The audit also found that HRP’s lone staff person who manages the covert IT systems isn’t supervised by anyone with an IT background and has no relationship with HRP’s chief information security officer, Andrew Kozma–who, fun fact, got a $30,000 raise between 2019 and 2020🙃 and had no idea the risk assessment existed until the auditors asked him about it. 

It’s true that technology has absolutely obliterated the systems all kinds of institutions used to use to keep things in order. It’s understandable that getting new systems in place takes time. But when a full-blown report on why HRP should have body-worn cameras can come together in a few short months, it’s hard to understand why other things lag for years at a time, especially when this means information and digital evidence–used to surveil and charge a disproportionate number of people of colour–is left unchecked and unaccounted for. 

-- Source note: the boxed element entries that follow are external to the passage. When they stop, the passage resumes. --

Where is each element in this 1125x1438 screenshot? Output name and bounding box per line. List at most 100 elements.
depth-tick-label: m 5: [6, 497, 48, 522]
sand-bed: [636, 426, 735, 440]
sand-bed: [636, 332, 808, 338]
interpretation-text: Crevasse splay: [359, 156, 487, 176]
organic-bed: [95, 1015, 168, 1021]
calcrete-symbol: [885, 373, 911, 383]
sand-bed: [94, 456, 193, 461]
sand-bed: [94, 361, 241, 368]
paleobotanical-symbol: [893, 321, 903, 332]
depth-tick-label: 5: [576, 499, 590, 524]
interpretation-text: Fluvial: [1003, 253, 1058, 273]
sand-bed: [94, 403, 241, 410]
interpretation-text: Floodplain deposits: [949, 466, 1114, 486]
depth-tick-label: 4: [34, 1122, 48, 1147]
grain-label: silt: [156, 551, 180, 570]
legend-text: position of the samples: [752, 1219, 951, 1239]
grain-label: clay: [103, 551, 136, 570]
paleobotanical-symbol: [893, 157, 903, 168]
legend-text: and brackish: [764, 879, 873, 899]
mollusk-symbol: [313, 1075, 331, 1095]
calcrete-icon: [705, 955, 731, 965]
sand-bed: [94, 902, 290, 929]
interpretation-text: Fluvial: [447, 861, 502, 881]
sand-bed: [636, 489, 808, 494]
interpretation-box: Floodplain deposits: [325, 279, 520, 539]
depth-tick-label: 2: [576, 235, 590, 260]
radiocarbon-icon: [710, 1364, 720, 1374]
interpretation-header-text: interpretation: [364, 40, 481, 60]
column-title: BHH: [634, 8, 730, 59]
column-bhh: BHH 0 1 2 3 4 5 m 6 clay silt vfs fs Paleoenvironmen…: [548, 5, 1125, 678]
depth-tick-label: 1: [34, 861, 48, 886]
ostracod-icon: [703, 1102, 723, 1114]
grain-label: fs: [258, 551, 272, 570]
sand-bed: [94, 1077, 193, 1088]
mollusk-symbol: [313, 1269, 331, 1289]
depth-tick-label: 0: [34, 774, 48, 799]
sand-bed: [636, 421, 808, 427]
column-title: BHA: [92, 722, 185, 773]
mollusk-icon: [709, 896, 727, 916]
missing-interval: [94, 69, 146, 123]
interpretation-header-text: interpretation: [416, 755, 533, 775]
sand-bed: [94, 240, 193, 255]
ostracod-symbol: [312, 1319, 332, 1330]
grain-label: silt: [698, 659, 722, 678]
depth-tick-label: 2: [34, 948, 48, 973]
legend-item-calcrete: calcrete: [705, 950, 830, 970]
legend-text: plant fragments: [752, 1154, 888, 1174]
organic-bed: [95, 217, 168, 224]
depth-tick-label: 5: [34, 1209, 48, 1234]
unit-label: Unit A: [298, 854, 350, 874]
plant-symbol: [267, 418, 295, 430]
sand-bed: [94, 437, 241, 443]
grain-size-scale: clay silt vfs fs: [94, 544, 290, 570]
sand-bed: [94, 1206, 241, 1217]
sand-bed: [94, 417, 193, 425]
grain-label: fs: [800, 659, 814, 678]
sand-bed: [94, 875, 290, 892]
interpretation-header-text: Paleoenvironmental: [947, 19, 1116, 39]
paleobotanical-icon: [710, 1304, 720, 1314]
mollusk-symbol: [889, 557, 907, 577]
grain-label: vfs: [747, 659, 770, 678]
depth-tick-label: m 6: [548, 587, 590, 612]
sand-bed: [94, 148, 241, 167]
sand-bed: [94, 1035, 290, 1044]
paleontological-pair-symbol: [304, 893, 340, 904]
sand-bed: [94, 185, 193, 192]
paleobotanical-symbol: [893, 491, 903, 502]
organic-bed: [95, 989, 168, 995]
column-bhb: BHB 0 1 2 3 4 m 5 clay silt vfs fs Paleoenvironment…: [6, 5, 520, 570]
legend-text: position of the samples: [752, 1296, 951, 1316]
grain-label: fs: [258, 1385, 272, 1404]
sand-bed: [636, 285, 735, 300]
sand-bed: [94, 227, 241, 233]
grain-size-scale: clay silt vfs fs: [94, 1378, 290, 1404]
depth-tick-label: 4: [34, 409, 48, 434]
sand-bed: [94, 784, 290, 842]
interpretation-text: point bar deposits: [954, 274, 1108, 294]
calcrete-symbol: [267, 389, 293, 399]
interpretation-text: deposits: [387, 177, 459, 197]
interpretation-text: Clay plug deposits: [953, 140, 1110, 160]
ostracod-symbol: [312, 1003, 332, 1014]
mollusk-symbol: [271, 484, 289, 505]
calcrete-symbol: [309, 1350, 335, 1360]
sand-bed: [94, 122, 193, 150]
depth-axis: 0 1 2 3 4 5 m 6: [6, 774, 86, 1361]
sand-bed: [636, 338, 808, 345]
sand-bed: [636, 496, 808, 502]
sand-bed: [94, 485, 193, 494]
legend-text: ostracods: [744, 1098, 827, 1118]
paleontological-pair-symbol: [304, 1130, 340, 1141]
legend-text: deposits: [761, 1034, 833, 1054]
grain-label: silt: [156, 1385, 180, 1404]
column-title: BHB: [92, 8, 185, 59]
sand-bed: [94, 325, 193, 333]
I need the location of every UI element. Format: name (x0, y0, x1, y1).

Where HRP has thought through changes to its IT security policies, the report highlighted that those changes are stuck in draft form, with no specific plan to bring them to fruition. A broad policy review is one of the key objectives of the Board of Police Commissioners right now, but is also an item that doesn’t have a commissioner assigned to it, which is slowing the overall work to overhaul the policies. (Police policy is evidently a touchy subject. A freedom of information request was filed by Harry Critchley on behalf of the Nova Scotia Policing Policy Working Group in August 2020 for access to HRP’s policies as they stand right now, and the request was denied on the grounds the policies would be “reputationally damning to the organization” if they were made public.) 

As an example of a policy that’s missing, unclear or simply non-existent, the audit points to what happened–or didn’t happen–when work from home became a widespread reality. Instead of coming up with its own guidelines, the police defaulted to the city’s pandemic rules about what kind of information needs to be secured and how it can be  accessed from home. Apparently no one thought that perhaps the HRP employee would need more security than the parks and rec coordinator. 

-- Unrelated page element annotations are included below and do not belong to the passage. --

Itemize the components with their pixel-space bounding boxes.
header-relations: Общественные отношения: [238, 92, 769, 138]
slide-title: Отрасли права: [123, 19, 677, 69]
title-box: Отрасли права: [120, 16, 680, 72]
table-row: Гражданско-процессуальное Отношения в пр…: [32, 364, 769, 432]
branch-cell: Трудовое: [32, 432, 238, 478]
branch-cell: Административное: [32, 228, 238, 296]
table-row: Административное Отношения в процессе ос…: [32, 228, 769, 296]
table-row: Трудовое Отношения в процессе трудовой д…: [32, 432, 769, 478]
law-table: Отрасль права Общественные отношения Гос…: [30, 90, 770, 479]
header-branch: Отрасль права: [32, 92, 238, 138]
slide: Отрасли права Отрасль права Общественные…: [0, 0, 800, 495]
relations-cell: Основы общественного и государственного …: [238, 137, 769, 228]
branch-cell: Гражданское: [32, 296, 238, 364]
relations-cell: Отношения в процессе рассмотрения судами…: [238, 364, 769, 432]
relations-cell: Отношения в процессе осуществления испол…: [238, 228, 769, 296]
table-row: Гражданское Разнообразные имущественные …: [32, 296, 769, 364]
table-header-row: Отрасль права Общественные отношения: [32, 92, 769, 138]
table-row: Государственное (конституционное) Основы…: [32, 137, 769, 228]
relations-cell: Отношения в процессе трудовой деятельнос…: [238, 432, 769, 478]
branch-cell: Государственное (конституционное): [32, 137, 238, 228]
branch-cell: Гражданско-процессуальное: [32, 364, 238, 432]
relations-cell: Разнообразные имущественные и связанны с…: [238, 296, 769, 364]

Looking at the potential threats of the lax teleworking stance is one of the 12 recommendations laid out in the Colman-Sadd report, all of which HRP management has agreed to implement. The report says its advice doesn't necessarily require new infrastructure; more vital are new policies, and perhaps some extra money to get things done. 

And in a presentation this week to Halifax’s budget committee on the subject of extra money for HRP, Tari Ajadi, a member of the Nova Scotia Policing Policy Working Group, cited the auditor general’s report. HRP has a “track record of misleading council and misleading the board of police commissioners about important topics,” Ajadi said while asking council to take seriously the calls from the community to defund and reallocate police funding. Ajadi specifically asked council to reject HRP’s request for an extra $85,000 to employ someone to look into body-worn cameras, a request that comes after the Board of Police Commissioners punted its decision on the recent pro-camera report to next year.  

When council thinks about Halifax Regional Police’s funding, it’s worth asking if spending is the way to tidy up a messy desk. Or is more money just going to get lost in the mess?